Kevin, I agree with your assessment of the "state of adoption" of SOA. I see a large sector of the community still struggling with the idea of Web services, every year I speak at SD West and it has a large WS track that I chair, and we absolutely FILL the room with beginner WS tutorials, and usually still get comments about it being "too advanced".

Bottom line, while many are distracted with Web Services in general, we have all these moving parts like emerging WS* standards around it already publshed, more gaining momentum...and all these new terms like SOA that many have (mistakenly) represented as a Web Service technology/strategy. So, it seems overwhelming for many.
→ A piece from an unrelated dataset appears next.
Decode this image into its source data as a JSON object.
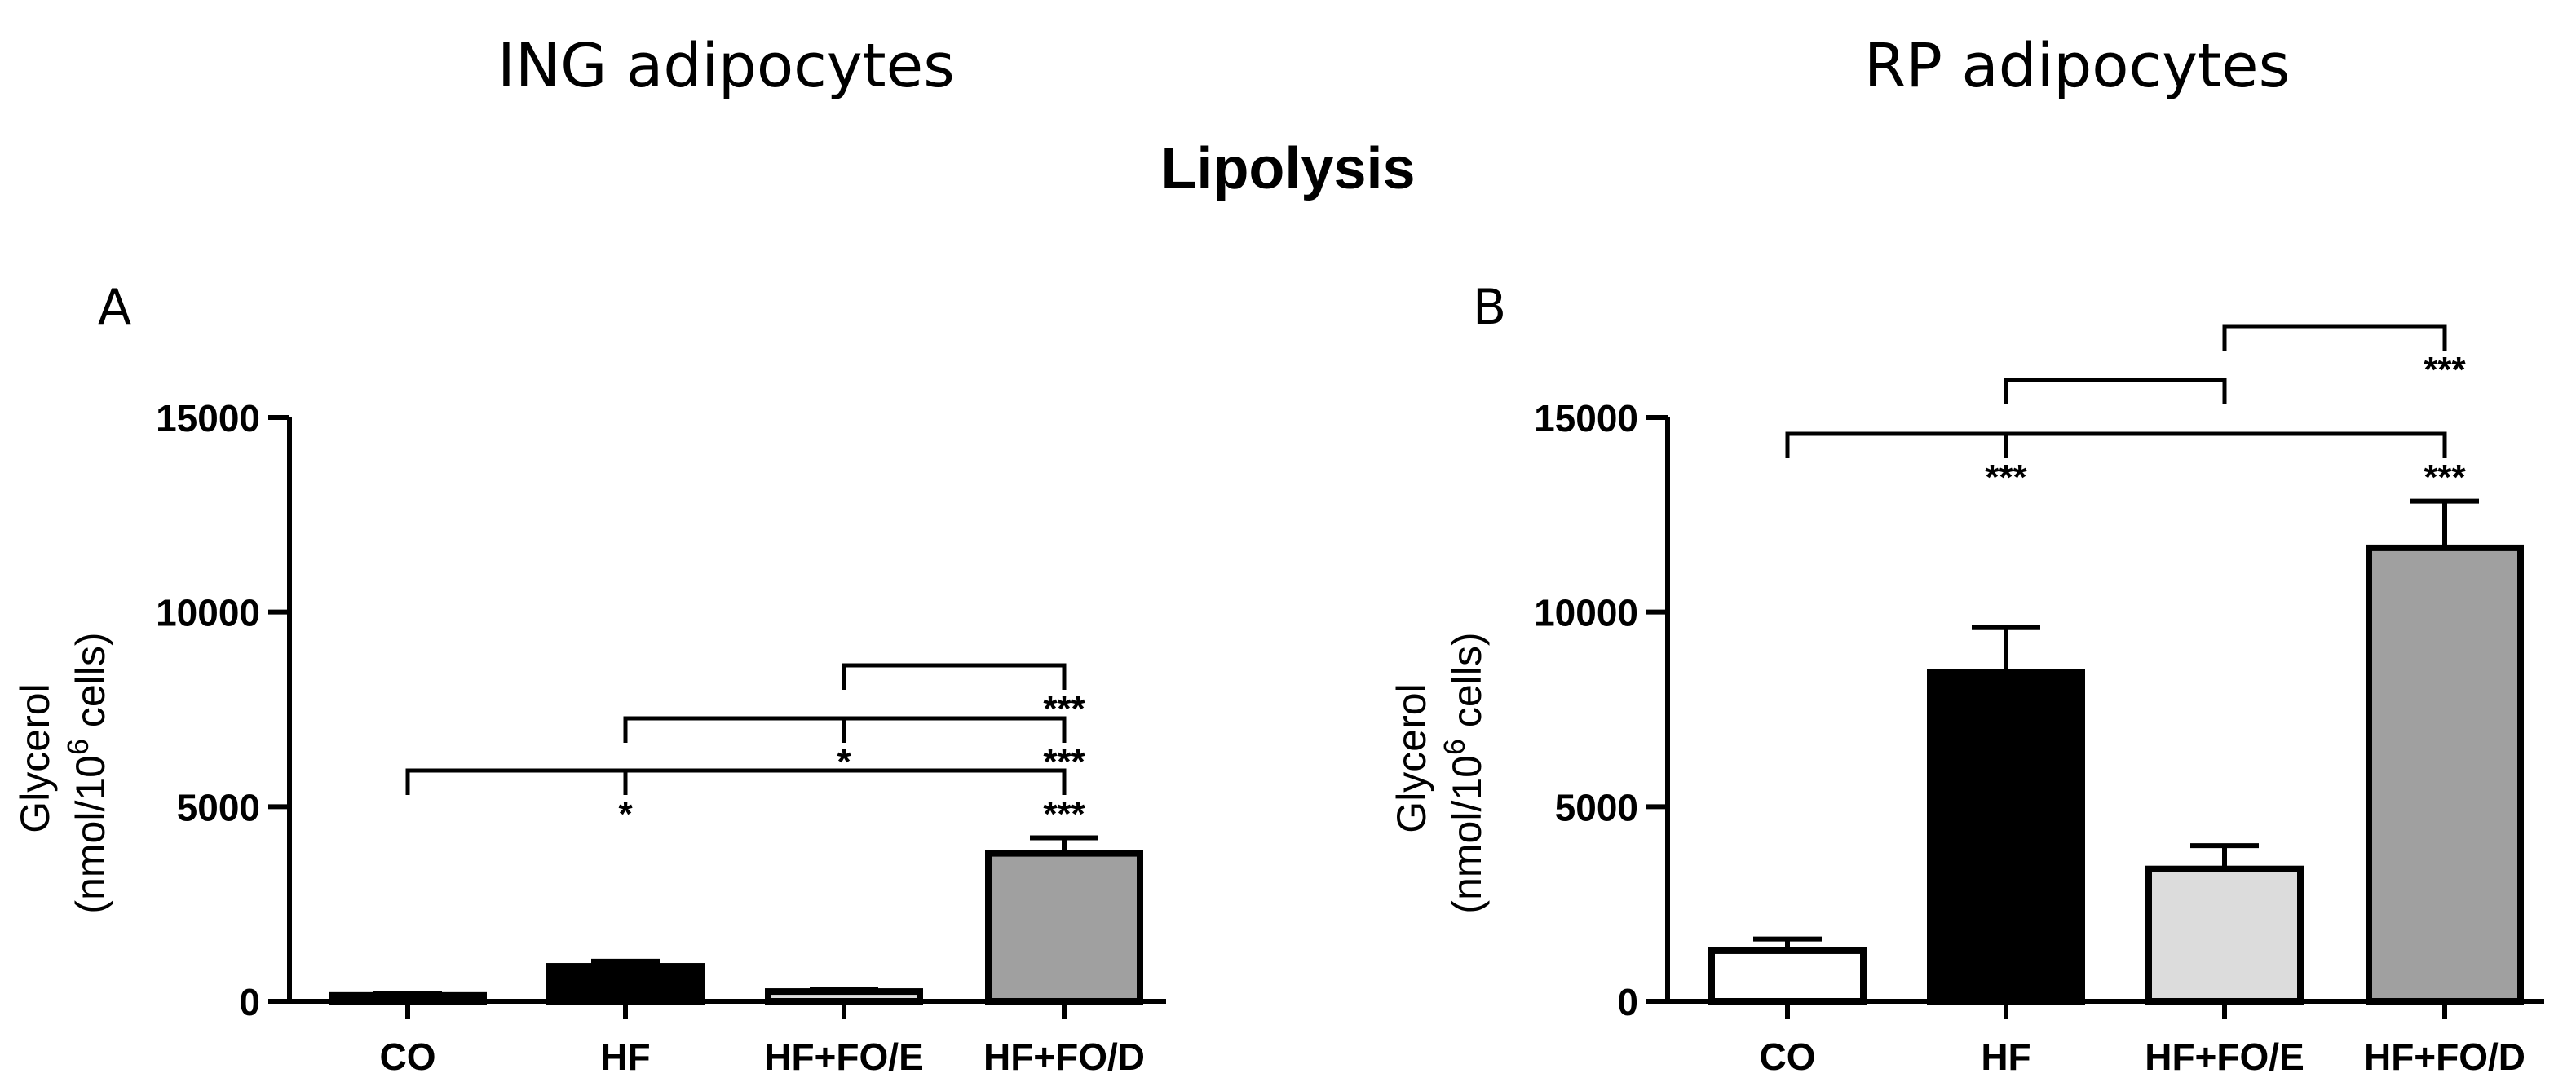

What we need to do is bombard the community with a single message: SOA is an approach to system design that has been implemented in systems of many differing technologies in the past, that makes a business more agile. New technologies are making SOA easier to implement, Web services make SOA interoperable, but it is really about designing enterprise systems so that there is an appropriate level of configurability and reuse at the outer "service" or "functionality" layer.

Michele Leroux Bustamante

# re: Mythology of Service Orientation @ Friday, September 23, 2005 9:51 PM

>> "Why is there so little adoption of SOA if it makes so much sense?"

The bottom line is that it comes down to skill sets - I just don't see the necessary skills broadly available in the market among architects and senior developers. Everyone talks about SOA but few would recognize it if they are even work with a system based on SO, nor can they effectively implement such a system. The good news is that skill sets are improving...slowly.

>> R: SO is an architectural paradigm for building distributed systems

I agree 100% - it really is that simple once you understand the core concepts.

>> R: SO is evolutionary

In fact, SOA supports a "deliver a little at a time, and deliver often" approach which is proven to be more effective than "big bang" approaches.

>> R: SO is a means to an end
>> R: SO can and should be an incremental process

SOA easily co-exists with existing applications. The .NET Framework often makes working with Services trivial, and products like Microsoft BizTalk Server and, more recently, Windows Workflow Foundation make it easy to compose, consume, and orchestrate services to create enterprise applications.

>> M: SO is complex
>> R: SO is easy

SO is easy once you understand concepts like messages, schemas, and contract first design.